Não há melhor arma que a ciência para enfrentar uma crise sanitária, mas justamente essa ideia básica parece rejeitada pelo governo, vide ataques a universidades, cortes a financiamentos de pesquisas e a demissão de dois ministros da Saúde com conhecimento técnico para lidar com o problema. Em meio à desinformação, o isolamento social, única arma comprovadamente eficaz contra o vírus, foi por água abaixo. Mesmo sem chegar a ser adequadamente implantado, já está sendo flexibilizado. Dados da startup InLoco apontam que, nesse início de junho, o índice de isolamento está abaixo de 50%. No final de maio, em meio ao crescimento da curva de contaminação, foi registrado o maior número de pessoas nas ruas desde o início da pandemia. Os discursos de Bolsonaro, que promovem aglomerações, são um entrave para a efetividade da medida, mas governadores e prefeitos também deixam a desejar. Na cidade de São Paulo, o rodízio de carros “pares e ímpares” instituído pelo prefeito Bruno Covas foi inadequado: tirou carros da rua, mas lotou o transporte público. Na semana passada, o prefeito Marcelo Crivella, do Rio de Janeiro, liberou as ruas para os camelôs sem nenhum estudo que justificasse a medida. Nos aeroportos do País a situação não é melhor. Fontes relataram que viagens realizadas recentemente não tiveram qualquer tratamento especial. Além de voos com lotação máxima, muitas companhias aéreas e aeroportos não estão aplicando qualquer medida de segurança, como medição de temperatura ou entrevistas com os passageiros. No carnaval, quando já se sabia que o vírus estava se propagando pelo mundo, as cidades registraram recordes no número de foliões: Olinda e Recife, em Pernambuco, e Salvador, na Bahia, entre outras, receberam milhões de turistas. A situação não é mais animadora quando falamos de equipamentos de proteção individual para as equipes de saúde e, principalmente, de testes: a demora para disponibilizar o diagnóstico na rede pública, bem como a falta de máscaras, agravou a disseminação da doença. O Brasil, país que tinha tudo para dar certo, seguiu na direção contrária. Os índices negativos apenas comprovam que nos tornamos uma nação incapaz de se preparar corretamente para essa pandemia.
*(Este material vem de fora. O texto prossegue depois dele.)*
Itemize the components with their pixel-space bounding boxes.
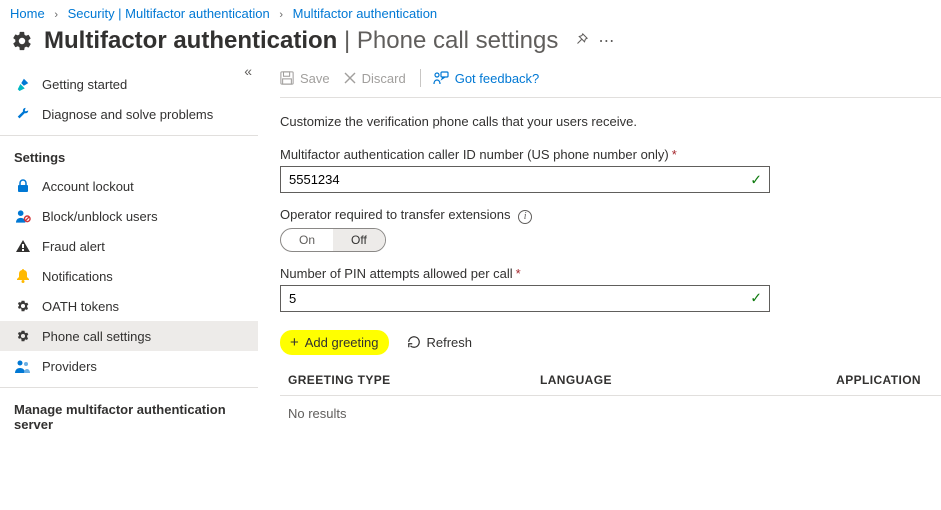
plus-icon: + (290, 334, 299, 351)
caller-id-input[interactable] (280, 166, 770, 193)
lock-icon (14, 178, 32, 194)
operator-toggle[interactable]: On Off (280, 228, 386, 252)
operator-label: Operator required to transfer extensions… (280, 207, 941, 224)
page-title: Multifactor authentication | Phone call … (44, 27, 558, 55)
pin-attempts-label: Number of PIN attempts allowed per call* (280, 266, 941, 281)
sidebar-label: OATH tokens (42, 299, 119, 314)
sidebar-label: Providers (42, 359, 97, 374)
pin-icon[interactable] (574, 33, 588, 50)
sidebar-label: Phone call settings (42, 329, 151, 344)
required-indicator: * (516, 266, 521, 281)
feedback-button[interactable]: Got feedback? (433, 71, 540, 86)
discard-button[interactable]: Discard (344, 71, 406, 86)
rocket-icon (14, 76, 32, 92)
sidebar-label: Block/unblock users (42, 209, 158, 224)
check-icon: ✓ (750, 171, 762, 188)
breadcrumb: Home › Security | Multifactor authentica… (0, 0, 941, 25)
breadcrumb-security[interactable]: Security | Multifactor authentication (68, 6, 270, 21)
table-header: GREETING TYPE LANGUAGE APPLICATION (280, 365, 941, 396)
warning-icon (14, 238, 32, 254)
sidebar-section-manage: Manage multifactor authentication server (0, 387, 258, 438)
sidebar-section-settings: Settings (0, 135, 258, 171)
toolbar-divider (420, 69, 421, 87)
sidebar-item-providers[interactable]: Providers (0, 351, 258, 381)
breadcrumb-mfa[interactable]: Multifactor authentication (293, 6, 438, 21)
sidebar-item-getting-started[interactable]: Getting started (0, 69, 258, 99)
sidebar: « Getting started Diagnose and solve pro… (0, 63, 258, 509)
sidebar-label: Diagnose and solve problems (42, 107, 213, 122)
sidebar-item-notifications[interactable]: Notifications (0, 261, 258, 291)
greetings-table: GREETING TYPE LANGUAGE APPLICATION No re… (280, 365, 941, 431)
caller-id-label: Multifactor authentication caller ID num… (280, 147, 941, 162)
save-icon (280, 71, 294, 85)
main-content: Save Discard Got feedback? Customize (258, 63, 941, 509)
sidebar-item-oath-tokens[interactable]: OATH tokens (0, 291, 258, 321)
chevron-right-icon: › (273, 9, 289, 21)
col-application[interactable]: APPLICATION (790, 373, 941, 387)
add-greeting-button[interactable]: + Add greeting (280, 330, 389, 355)
sidebar-label: Fraud alert (42, 239, 105, 254)
page-header: Multifactor authentication | Phone call … (0, 25, 941, 63)
chevron-right-icon: › (48, 9, 64, 21)
sidebar-label: Notifications (42, 269, 113, 284)
sidebar-label: Getting started (42, 77, 127, 92)
no-results-row: No results (280, 396, 941, 431)
toolbar: Save Discard Got feedback? (280, 63, 941, 98)
sidebar-item-fraud-alert[interactable]: Fraud alert (0, 231, 258, 261)
sidebar-item-account-lockout[interactable]: Account lockout (0, 171, 258, 201)
wrench-icon (14, 106, 32, 122)
col-greeting-type[interactable]: GREETING TYPE (280, 373, 540, 387)
breadcrumb-home[interactable]: Home (10, 6, 45, 21)
bell-icon (14, 268, 32, 284)
close-icon (344, 72, 356, 84)
sidebar-item-diagnose[interactable]: Diagnose and solve problems (0, 99, 258, 129)
sidebar-item-phone-call[interactable]: Phone call settings (0, 321, 258, 351)
refresh-icon (407, 335, 421, 349)
gear-icon (14, 328, 32, 344)
collapse-icon[interactable]: « (244, 63, 252, 79)
description-text: Customize the verification phone calls t… (280, 114, 941, 129)
sidebar-label: Account lockout (42, 179, 134, 194)
user-block-icon (14, 208, 32, 224)
sidebar-item-block-unblock[interactable]: Block/unblock users (0, 201, 258, 231)
required-indicator: * (672, 147, 677, 162)
more-icon[interactable]: ⋯ (598, 31, 615, 51)
save-button[interactable]: Save (280, 71, 330, 86)
refresh-button[interactable]: Refresh (397, 331, 483, 354)
info-icon[interactable]: i (518, 210, 532, 224)
pin-attempts-input[interactable] (280, 285, 770, 312)
toggle-on[interactable]: On (281, 229, 333, 251)
users-icon (14, 358, 32, 374)
check-icon: ✓ (750, 290, 762, 307)
gear-icon (14, 298, 32, 314)
gear-icon (10, 29, 34, 53)
toggle-off[interactable]: Off (333, 229, 385, 251)
person-feedback-icon (433, 71, 449, 85)
col-language[interactable]: LANGUAGE (540, 373, 790, 387)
Prefeitura de São Paulo esclarece:

Em relação à reportagem Por que fizemos tudo errado? (Istoé, 10/06) a título de colaboração esclarecemos que não houve superlotação dos ônibus na cidade durante o megarodízio em São Paulo. A média de passageiros naquele período aumentou 4,72%, 52.431 pessoas a mais comparando-se com a semana anterior, enquanto a frota foi ampliada em 23,6% ou 1,6 mil veículos a mais. Esses números mostram que não houve lotação no sistema ônibus. Ao mesmo tempo, a redução de carros, considerando-se a maior circulação da semana que antecedeu o rodízio ampliado, foi de 1,5 milhão de veículos. No mínimo, o mesmo número de pessoas a menos saindo de suas casas. A Prefeitura informa, ainda, que adotou todas as medidas indicadas pelas autoridades de saúde pública e dessa forma assegurou atendimento aos paulistanos e evitou a perda de pelo menos 30 mil vidas na cidade.